Scientists hope this experiment will help develop a treatment, based on patients’ cells, for type 1 diabetes and severe type 2 diabetes.

Researchers from Weill Cornell Medicine, USA, have reprogrammed human stomach cells to secrete insulin, reversing the disease in an experimental model of diabetes. The result offers a promising approach for the diabetes therapy in humans. In the preclinical study, scientists directly reprogrammed stem cells obtained from human stomach tissue with high efficiency and converted them into insulin-secreting pancreatic beta cells. They then cultured small clusters of these cells in tissue with organ-like characteristics and found that they rapidly became sensitive to glucose, responding with insulin secretions. When these organoids were transplanted into diabetic mice, they functioned similarly to real pancreatic beta cells. Organoids secrete insulin in response to rising blood glucose and maintain stable plasma glucose levels. The grafts continued to work during the six months of the experiment, suggesting a good life span. Experts estimate that 1.6 million Americans have type 1 diabetes, which results from an autoimmune attack that destroys beta cells in the pancreas. On the other hand, at least several million Americans lack sufficient beta cells due to severe type 2 diabetes. Current treatments have multiple drawbacks that reduce patients’ quality of life.
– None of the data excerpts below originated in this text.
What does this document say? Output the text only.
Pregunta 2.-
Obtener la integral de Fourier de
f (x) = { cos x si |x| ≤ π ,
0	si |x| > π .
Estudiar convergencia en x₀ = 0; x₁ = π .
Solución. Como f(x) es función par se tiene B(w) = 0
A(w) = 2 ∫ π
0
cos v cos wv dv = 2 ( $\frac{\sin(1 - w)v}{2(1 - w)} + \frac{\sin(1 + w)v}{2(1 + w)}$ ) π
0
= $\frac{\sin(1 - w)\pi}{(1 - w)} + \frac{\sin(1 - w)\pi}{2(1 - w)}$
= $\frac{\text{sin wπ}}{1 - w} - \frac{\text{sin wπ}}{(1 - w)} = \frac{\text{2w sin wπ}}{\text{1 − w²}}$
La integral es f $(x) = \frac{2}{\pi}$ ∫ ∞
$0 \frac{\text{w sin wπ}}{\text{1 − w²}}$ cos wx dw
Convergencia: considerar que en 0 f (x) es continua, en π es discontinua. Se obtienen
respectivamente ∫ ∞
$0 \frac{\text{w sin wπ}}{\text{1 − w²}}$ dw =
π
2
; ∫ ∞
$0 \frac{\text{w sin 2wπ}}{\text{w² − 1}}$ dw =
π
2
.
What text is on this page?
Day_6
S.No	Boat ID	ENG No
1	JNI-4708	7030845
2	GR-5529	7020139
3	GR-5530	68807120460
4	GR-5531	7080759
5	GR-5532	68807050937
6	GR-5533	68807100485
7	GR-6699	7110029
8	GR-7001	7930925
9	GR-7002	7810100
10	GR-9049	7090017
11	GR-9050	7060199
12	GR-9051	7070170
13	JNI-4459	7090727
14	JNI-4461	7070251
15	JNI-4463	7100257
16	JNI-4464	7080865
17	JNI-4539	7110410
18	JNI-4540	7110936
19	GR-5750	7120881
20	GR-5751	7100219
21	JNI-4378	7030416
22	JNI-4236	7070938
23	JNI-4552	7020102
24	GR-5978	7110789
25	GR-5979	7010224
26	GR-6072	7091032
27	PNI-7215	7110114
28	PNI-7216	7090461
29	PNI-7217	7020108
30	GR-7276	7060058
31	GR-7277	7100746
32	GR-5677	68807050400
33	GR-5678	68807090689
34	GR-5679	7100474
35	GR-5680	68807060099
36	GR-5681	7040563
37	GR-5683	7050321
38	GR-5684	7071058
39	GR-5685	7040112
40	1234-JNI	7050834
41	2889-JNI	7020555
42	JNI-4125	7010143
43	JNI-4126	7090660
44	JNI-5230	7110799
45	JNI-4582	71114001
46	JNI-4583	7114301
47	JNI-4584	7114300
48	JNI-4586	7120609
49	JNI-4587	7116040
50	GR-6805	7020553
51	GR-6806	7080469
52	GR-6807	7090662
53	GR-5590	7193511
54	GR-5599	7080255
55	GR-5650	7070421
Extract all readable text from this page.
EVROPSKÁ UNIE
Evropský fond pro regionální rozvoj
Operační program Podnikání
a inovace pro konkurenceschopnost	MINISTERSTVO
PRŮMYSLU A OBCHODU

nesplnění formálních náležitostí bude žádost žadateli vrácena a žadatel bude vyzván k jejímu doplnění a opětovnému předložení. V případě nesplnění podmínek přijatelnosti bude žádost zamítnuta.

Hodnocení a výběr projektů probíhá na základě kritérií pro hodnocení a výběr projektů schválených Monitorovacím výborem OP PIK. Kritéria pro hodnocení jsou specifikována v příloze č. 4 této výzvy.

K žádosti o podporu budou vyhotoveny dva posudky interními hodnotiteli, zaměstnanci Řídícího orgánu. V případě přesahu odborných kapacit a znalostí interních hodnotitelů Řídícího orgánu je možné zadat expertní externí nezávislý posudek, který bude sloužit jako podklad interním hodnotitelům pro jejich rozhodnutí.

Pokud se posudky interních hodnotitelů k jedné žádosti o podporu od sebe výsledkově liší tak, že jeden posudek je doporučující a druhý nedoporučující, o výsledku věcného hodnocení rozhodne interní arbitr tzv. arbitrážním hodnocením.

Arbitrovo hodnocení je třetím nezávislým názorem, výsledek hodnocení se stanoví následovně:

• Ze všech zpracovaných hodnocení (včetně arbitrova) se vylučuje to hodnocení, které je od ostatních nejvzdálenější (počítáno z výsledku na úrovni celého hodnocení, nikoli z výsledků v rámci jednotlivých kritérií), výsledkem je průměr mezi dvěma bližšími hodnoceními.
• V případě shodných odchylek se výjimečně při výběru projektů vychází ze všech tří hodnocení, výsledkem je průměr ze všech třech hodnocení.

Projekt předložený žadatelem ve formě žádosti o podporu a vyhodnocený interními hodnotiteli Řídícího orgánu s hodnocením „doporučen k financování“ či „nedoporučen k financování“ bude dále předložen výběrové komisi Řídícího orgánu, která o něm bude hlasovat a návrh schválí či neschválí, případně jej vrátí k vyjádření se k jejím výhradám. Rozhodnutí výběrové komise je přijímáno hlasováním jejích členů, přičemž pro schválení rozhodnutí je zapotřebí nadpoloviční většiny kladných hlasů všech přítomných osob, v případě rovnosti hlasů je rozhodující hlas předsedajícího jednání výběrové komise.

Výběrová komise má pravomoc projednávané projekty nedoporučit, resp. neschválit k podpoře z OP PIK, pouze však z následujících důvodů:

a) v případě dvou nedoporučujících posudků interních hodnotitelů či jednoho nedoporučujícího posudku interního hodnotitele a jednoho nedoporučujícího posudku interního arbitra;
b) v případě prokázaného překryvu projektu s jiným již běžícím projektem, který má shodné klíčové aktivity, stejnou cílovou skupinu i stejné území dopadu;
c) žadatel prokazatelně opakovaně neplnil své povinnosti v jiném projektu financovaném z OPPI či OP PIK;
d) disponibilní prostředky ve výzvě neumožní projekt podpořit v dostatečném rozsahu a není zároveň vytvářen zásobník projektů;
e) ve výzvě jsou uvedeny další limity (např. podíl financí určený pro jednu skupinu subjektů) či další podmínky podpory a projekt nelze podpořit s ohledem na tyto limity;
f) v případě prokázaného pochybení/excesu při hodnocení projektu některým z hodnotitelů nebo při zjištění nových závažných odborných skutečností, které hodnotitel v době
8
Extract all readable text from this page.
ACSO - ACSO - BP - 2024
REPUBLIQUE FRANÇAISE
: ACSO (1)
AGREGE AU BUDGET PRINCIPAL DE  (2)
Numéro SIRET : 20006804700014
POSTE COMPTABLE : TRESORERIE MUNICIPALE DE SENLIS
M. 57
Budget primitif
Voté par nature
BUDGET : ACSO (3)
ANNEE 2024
A team of experts manages to reverse diabetes in mice

This is a proof-of-concept study that provides us with a solid foundation to develop a patient-based cell-based treatment for type 1 diabetes and severe type 2 diabetessaid lead author Joe Zhou, director of the study. Pancreatic beta cells have the advantage that they can automatically detect blood sugar levels and secrete the required amount of insulin. For this reason, the transplantation of modified gastric stem cells, obtained from the patients themselves, would solve the drawbacks of current therapies to address diabetes and would avoid the problem of transplant rejection. “The stomach produces its own hormone-secreting cells, and stomach cells and pancreatic cells are adjacent in the embryonic stage of development, so in this sense it is not entirely surprising that gastric stem cells can transform so easily into beta-type cells. that secrete insulin.“, explained Dr. Zhou. The study was recently published in Nature Cell Biology. Specialists believe that their method still needs to be optimized before it can be considered for clinical use. Improved procedures would be needed to scale up the production of beta cells for human transplants. Modifications to the transformed cells are also needed to make them less vulnerable to the kind of immune attack that initially kills the beta cells in patients with type 1 diabetes.